BRANDON, FL. An inspector visiting Kobe Japanese Steak House on West Brandon Boulevard on May 18, 2026 found that some of the food being served to customers could not be traced to any approved or known source, a violation that means there is no way to verify whether that food ever passed a federal safety inspection.

That was one of seven high-severity violations documented in a single visit. The restaurant was not closed.

What Inspectors Found

1HIGHFood from unapproved or unknown sourceNo traceability
2HIGHEmployee not reporting illness symptomsOutbreak risk
3HIGHInadequate handwashing facilitiesInfrastructure failure
4HIGHImproper hand and arm washing techniquePathogen transfer
5HIGHFood contact surfaces not properly cleanedCross-contamination
6HIGHTime as public health control not properly usedTemperature danger zone
7HIGHToxic substances improperly stored or usedChemical exposure risk
8INTMulti-use utensils not properly cleanedBiofilm risk
9INTImproper use of wiping clothsContamination spread

The illness reporting violation is worth pausing on. State food safety rules require employees to report symptoms of illness to management before handling food. When that system breaks down, a sick worker becomes a direct transmission route, and norovirus in particular spreads easily from a single infected food handler to dozens of customers.

Inspectors also found that handwashing facilities were inadequate and that employees were not washing their hands and arms correctly. Those two violations compound each other. If the infrastructure is deficient and the technique is wrong, handwashing is not functioning as a safety control at all.

Toxic substances were found to be improperly identified, stored, or used.
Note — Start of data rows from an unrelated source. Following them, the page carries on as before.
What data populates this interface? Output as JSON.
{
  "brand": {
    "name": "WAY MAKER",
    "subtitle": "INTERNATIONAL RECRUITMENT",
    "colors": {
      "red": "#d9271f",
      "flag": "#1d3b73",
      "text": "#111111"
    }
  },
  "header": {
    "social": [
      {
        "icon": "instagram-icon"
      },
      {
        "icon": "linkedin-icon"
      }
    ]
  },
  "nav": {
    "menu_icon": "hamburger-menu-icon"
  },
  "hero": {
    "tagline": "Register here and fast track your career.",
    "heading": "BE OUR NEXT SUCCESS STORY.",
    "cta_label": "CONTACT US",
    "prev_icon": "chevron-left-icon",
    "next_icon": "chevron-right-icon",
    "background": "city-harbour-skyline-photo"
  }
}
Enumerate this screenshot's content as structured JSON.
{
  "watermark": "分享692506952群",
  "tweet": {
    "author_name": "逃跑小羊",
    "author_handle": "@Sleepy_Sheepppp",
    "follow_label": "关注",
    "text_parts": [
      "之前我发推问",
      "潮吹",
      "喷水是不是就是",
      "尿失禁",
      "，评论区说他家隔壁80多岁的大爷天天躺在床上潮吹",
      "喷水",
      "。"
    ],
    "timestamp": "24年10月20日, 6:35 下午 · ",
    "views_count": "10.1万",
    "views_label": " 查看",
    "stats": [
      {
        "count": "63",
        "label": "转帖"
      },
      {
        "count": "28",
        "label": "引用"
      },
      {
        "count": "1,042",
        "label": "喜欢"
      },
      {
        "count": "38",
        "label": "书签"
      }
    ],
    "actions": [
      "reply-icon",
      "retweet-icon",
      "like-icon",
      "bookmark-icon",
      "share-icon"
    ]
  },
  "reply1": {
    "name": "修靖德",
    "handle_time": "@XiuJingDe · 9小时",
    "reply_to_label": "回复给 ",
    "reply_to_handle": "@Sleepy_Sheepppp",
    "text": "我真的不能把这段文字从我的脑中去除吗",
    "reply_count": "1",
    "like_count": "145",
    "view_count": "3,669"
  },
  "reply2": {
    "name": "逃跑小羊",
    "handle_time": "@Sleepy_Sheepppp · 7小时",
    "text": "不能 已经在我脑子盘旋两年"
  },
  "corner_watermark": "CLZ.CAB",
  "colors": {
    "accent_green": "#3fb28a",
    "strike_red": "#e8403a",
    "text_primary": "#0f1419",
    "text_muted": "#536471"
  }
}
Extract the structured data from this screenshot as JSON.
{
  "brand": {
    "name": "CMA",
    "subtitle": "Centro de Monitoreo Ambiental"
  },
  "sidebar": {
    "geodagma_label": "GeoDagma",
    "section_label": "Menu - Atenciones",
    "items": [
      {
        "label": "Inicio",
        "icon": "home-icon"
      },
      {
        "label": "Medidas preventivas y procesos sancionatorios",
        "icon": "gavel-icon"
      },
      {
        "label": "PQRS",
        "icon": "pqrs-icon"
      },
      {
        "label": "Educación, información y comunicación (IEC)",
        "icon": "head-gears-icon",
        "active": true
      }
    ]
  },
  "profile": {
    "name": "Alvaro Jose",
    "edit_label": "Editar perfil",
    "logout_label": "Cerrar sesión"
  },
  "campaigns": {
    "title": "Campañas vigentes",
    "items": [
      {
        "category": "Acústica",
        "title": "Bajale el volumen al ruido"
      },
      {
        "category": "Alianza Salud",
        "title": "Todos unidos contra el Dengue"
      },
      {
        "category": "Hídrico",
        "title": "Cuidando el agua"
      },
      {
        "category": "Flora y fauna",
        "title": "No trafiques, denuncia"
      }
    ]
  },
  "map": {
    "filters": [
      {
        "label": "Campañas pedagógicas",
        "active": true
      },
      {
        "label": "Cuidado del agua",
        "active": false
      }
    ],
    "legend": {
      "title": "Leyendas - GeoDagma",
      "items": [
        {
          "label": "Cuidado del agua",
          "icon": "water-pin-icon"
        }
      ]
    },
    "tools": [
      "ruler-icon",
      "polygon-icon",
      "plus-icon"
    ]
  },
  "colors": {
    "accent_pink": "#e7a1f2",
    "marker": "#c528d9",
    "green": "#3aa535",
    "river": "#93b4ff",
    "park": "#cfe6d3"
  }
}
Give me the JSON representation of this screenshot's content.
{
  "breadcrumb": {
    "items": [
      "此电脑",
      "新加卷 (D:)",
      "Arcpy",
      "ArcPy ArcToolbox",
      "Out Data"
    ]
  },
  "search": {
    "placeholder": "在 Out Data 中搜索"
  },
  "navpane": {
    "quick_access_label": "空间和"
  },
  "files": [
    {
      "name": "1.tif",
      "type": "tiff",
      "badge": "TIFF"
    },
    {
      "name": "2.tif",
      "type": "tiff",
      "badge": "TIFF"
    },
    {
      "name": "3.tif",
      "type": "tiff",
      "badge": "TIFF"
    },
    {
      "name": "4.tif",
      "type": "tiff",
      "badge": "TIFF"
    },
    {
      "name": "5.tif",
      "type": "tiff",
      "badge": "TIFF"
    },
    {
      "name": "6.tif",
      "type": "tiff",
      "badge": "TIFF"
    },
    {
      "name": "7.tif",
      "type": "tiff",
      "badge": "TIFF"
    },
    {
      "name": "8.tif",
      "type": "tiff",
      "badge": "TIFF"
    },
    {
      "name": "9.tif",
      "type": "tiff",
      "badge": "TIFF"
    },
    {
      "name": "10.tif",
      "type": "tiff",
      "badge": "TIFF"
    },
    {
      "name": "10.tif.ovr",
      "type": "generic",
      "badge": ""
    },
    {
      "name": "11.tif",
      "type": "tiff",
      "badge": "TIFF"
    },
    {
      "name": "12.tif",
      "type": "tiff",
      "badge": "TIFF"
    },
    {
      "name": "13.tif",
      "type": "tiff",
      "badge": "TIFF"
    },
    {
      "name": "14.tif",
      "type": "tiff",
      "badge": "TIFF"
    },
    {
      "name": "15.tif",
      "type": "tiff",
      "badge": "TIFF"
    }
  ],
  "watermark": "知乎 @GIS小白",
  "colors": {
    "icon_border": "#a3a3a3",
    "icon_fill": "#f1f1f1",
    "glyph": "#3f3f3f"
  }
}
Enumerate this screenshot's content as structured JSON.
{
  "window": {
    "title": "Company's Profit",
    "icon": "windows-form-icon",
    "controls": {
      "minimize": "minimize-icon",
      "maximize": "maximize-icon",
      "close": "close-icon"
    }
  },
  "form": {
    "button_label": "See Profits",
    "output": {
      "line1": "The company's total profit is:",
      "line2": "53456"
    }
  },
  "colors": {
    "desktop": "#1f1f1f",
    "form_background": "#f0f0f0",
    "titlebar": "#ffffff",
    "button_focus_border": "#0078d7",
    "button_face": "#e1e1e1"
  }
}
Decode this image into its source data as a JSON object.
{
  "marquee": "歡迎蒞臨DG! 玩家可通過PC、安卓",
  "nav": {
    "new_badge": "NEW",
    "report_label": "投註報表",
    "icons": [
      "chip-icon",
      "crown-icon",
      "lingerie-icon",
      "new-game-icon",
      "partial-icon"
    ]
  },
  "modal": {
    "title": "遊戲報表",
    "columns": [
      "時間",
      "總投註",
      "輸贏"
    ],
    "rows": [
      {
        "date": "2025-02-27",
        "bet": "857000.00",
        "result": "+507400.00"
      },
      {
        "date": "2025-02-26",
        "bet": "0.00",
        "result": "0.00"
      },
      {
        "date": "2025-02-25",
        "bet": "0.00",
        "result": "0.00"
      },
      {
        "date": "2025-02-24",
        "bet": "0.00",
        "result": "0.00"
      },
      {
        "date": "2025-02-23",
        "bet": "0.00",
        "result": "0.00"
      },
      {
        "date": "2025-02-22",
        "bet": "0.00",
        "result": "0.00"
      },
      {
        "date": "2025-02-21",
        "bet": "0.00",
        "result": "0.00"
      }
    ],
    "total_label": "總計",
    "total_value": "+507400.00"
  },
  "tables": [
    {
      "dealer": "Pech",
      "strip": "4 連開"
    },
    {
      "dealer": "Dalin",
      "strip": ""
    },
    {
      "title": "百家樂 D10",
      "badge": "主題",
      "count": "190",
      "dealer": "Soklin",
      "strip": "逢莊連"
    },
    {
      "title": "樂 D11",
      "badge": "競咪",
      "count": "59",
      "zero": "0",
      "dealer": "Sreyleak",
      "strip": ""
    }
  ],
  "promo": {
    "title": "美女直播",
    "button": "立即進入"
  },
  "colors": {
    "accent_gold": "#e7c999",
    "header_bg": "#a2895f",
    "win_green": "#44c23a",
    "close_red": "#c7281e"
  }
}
That violation sits in a different category from the others: it is not about bacterial contamination but about the direct risk of chemical exposure to food or to customers.

Food contact surfaces were not properly cleaned or sanitized, and multi-use utensils had not been properly cleaned either. Both of those violations create conditions for bacterial transfer from one food item to the next, including across different proteins at a hibachi grill where cross-contamination between raw and cooked food is already a heightened concern.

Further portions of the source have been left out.